Kyiv urged Western allies on Thursday to hurry up and supply tanks and air defence systems, saying Ukraine was paying in lives for the slow pace of discussions in foreign capitals.
"We have no time, the world does not have this time," said Andriy Yermak, head of the Ukrainian presidential administration, wrote on the Telegram messaging app.
Western allies meet at the Ramstein Air Base in Germany on Friday with the focus on whether Berlin will allow its Leopard 2 battle tanks to be supplied to Kyiv to help drive out Russian forces.

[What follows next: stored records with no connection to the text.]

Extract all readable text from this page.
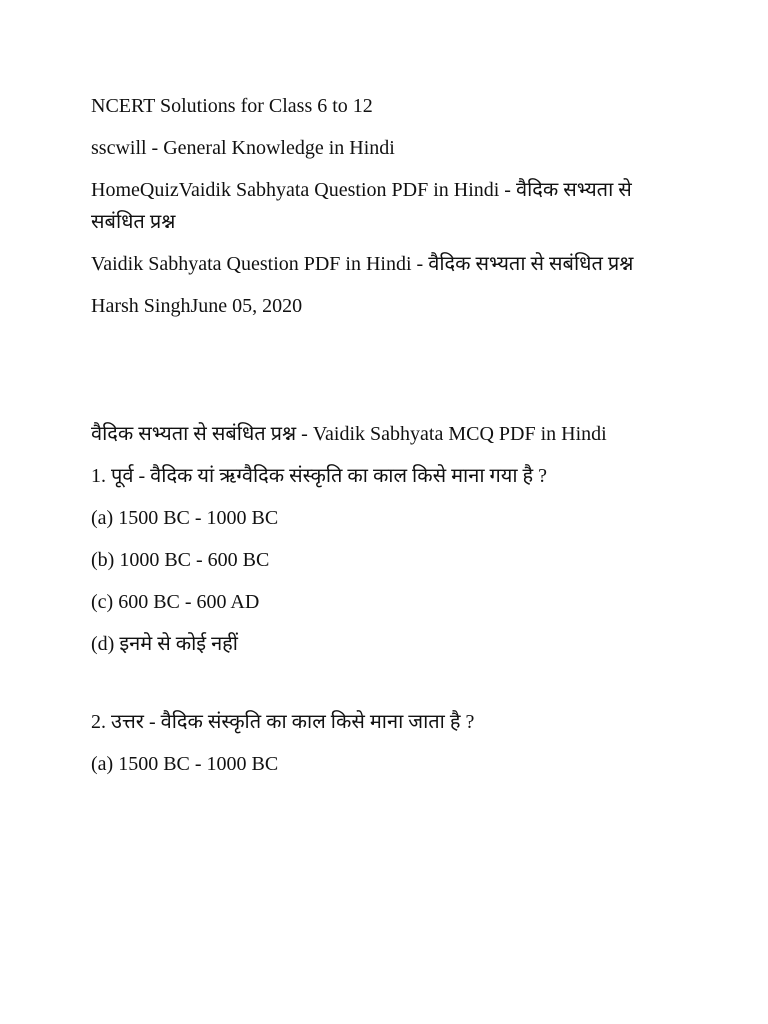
NCERT Solutions for Class 6 to 12

sscwill - General Knowledge in Hindi

HomeQuizVaidik Sabhyata Question PDF in Hindi - वैदिक सभ्यता से सबंधित प्रश्न

Vaidik Sabhyata Question PDF in Hindi - वैदिक सभ्यता से सबंधित प्रश्न

Harsh SinghJune 05, 2020

वैदिक सभ्यता से सबंधित प्रश्न - Vaidik Sabhyata MCQ PDF in Hindi

1. पूर्व - वैदिक यां ऋग्वैदिक संस्कृति का काल किसे माना गया है ?

(a) 1500 BC - 1000 BC

(b) 1000 BC - 600 BC

(c) 600 BC - 600 AD

(d) इनमे से कोई नहीं

2. उत्तर - वैदिक संस्कृति का काल किसे माना जाता है ?

(a) 1500 BC - 1000 BC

Fearing winter will give Russian forces time to regroup and launch a major attack, Ukraine is pushing for Leopard battle tanks, which are held by an array of NATO nations, but whose transfer to Ukraine requires Germany's approval.
"The question of tanks for Ukraine must be closed as soon as possible. Just like the questions of additional air defence systems," Yermak said in his statement.
"We are paying for the slowness with the lives of our Ukrainian people. It shouldn't be like that."
CRITICISM OF GERMAN STANCE
Germany has said it does not want to act alone on supplies of weapons to Ukraine. A German government source said Berlin would lift its objections if Washington sends Abrams tanks.
President Volodymyr Zelenskiy made thinly disguised criticism of Germany on Thursday for its stance on tanks.
"'I am powerful in Europe, I will help if someone else outside of Europe will also help.' It seems to me that this is not a very correct strategy," he said.
Speaking remotely at the World Economic Forum, he said frontline fighting had slowed, not only because of bad winter weather but also because of Kyiv's strength on the battlefield.
Almost 11 months since Russia invaded its neighbour, Moscow's forces hold swathes of Ukraine's east and south. The battlefield momentum has been with Kyiv for months, but Moscow has expended huge resources to try to advance in the east.
Ukraine, in a joint foreign and defence ministry statement, said the Kremlin was determined to escalate hostilities to revive its faltering invasion and that the threat of a new full-scale offensive by Russian forces was "very real".
The statement acknowledged that the Kremlin retained a "substantial quantitative advantage in troops, weapons and military equipment" over Ukraine.
Ukrainian Defence Minister Oleksii Reznikov said Kyiv appealed to the nations that have Leopard 2 tanks - Greece, Denmark, Spain, Canada, the Netherlands, Germany, Norway, Poland, Portugal, Turkey, Finland and Sweden - to supply them.
This week, Britain raised the pressure on Germany by becoming the first Western country to send Western tanks, a decision that Kyiv said it welcomed.